11. Not pairing the artichoke with the right dip

Seasoning your artichoke and dipping it in a perfectly paired sauce is half the fun in eating one. Before you serve your artichoke, you may want to sprinkle some salt and pepper on the inside and outside, then brush it with olive oil or butter to your liking.

Not all dipping sauces go well with an artichoke, but if you love barbecue sauce or hummus, there's nothing wrong with going the unconventional route and sticking to what you like. Melted, salted butter is always a winner. Dipping sauces with bases like feta, cream cheese, or parmesan are also complementary flavors to artichoke flesh.

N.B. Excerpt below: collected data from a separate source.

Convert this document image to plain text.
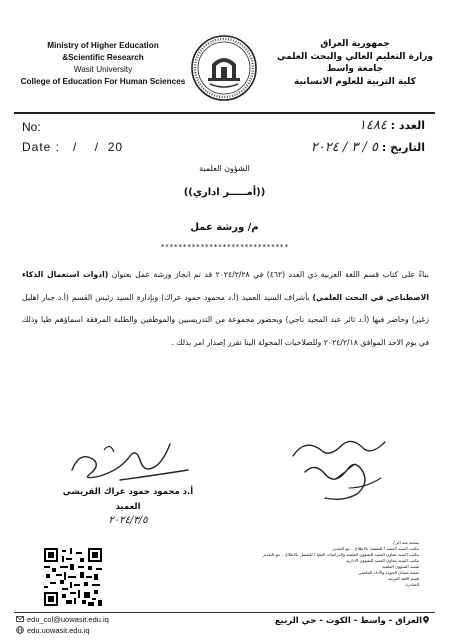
Ministry of Higher Education
&Scientific Research
Wasit University
College of Education For Human Sciences
جمهورية العراق
وزارة التعليم العالي والبحث العلمي
جامعة واسط
كلية التربية للعلوم الانسانية
No:
Date : / / 20
العدد : ١٤٨٤
التاريخ : ٥ / ٣ / ٢٠٢٤
الشؤون العلمية
((أمـــــر اداري))
م/ ورشة عمل
*****************************
بناءً على كتاب قسم اللغة العربية ذي العدد (٤٦٢) في ٢٠٢٤/٢/٢٨ قد تم انجاز ورشة عمل بعنوان (ادوات استعمال الذكاء الاصطناعي في البحث العلمي) بأشراف السيد العميد (أ.د محمود حمود عراك) وبإدارة السيد رئيس القسم (أ.د جبار اهليل زغير) وحاضر فيها (أ.د ثائر عبد المجيد ناجي) وبحضور مجموعة من التدريسيين والموظفين والطلبة المرفقة اسماؤهم طيا وذلك في يوم الاحد الموافق ٢٠٢٤/٢/١٨ وللصلاحيات المخولة الينا تقرر إصدار امر بذلك .
أ.د محمود حمود عراك القريشي
العميد
٢٠٢٤/٣/٥
نسخة منه الى/
مكتب السيد العميد / للتفضل بالاطلاع .. مع التقدير
مكتب السيد معاون العميد للشؤون العلمية والدراسات العليا / للتفضل بالاطلاع .. مع التقدير
مكتب السيد معاون العميد للشؤون الادارية
شعبة الشؤون العلمية
شعبة ضمان الجودة والأداء الجامعي
قسم اللغة العربية
الصادرة
edu_col@uowasit.edu.iq
edu.uowasit.edu.iq
العراق - واسط - الكوت - حي الربيع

Oftentimes, chefs will pair the sauce depending on the size of the artichoke and the amount of time it takes to cook it. Smaller artichokes that take less time to cook can be paired with bold, bright flavors like olives or garlic. Larger artichokes that are cooked low and slow will yield less sweetness and pair better with mild flavors like hollandaise or sour cream.

12. Grilling the artichoke without cooking or seasoning it

Summertime is a great season to give artichokes on the grill a try, as we all know a charred finish makes every vegetable taste better. Before you go throwing a whole artichoke on the grates, be sure to avoid some common mistakes found in grilling artichokes.

First, you'll want to cook the artichoke all the way through before you slap it on the grill. Trying to cook an artichoke from start to finish on the grill is an excellent way to char all the flavor, moisture, and texture out of it, rendering it basically inedible. When you're ready to grill your fully cooked artichoke, cut it in half and place the flesh side down on the grill to give the heart, stem, and inner leaves a nice char. You may flip it if need be, but since the outsides of the leaves aren't digestible, it's not necessary to char it on the outside. Lastly, make sure to oil the grill grates or the artichoke itself before placing it on the hot grates. While it's better practice to oil the grates rather than the veggies, it's perfectly acceptable to oil the artichoke since it won't be spending much time on the grill and therefore won't be as susceptible to burning.

13. Over-seasoning the artichoke

To truly allow the artichoke to shine, we recommend going light on accompanying flavors so as not to overpower the sweet, subtle nuances of the artichoke meat itself. The most common go-to seasonings are salt and garlic, with a lemon squeeze, but you can also get creative depending on the cuisine you are serving it with.

For Greek or Italian style pairings, we suggest a feta cheese dip or sprinkle of Italian seasonings blend. If you're serving the artichoke as part of an appetizer, allow it to shine on its own with just a squeeze of lemon and a melted butter dipping sauce. When adding it to the grill, a light oil such as canola can be used to give it a subtle flavor and keep it from sticking to the grates. If you enjoy a spicier flavor profile, give it a sprinkle of red pepper or cayenne for a kick of heat, but don't go overboard as you don't want to take away from the sweetness of the tender artichoke meat.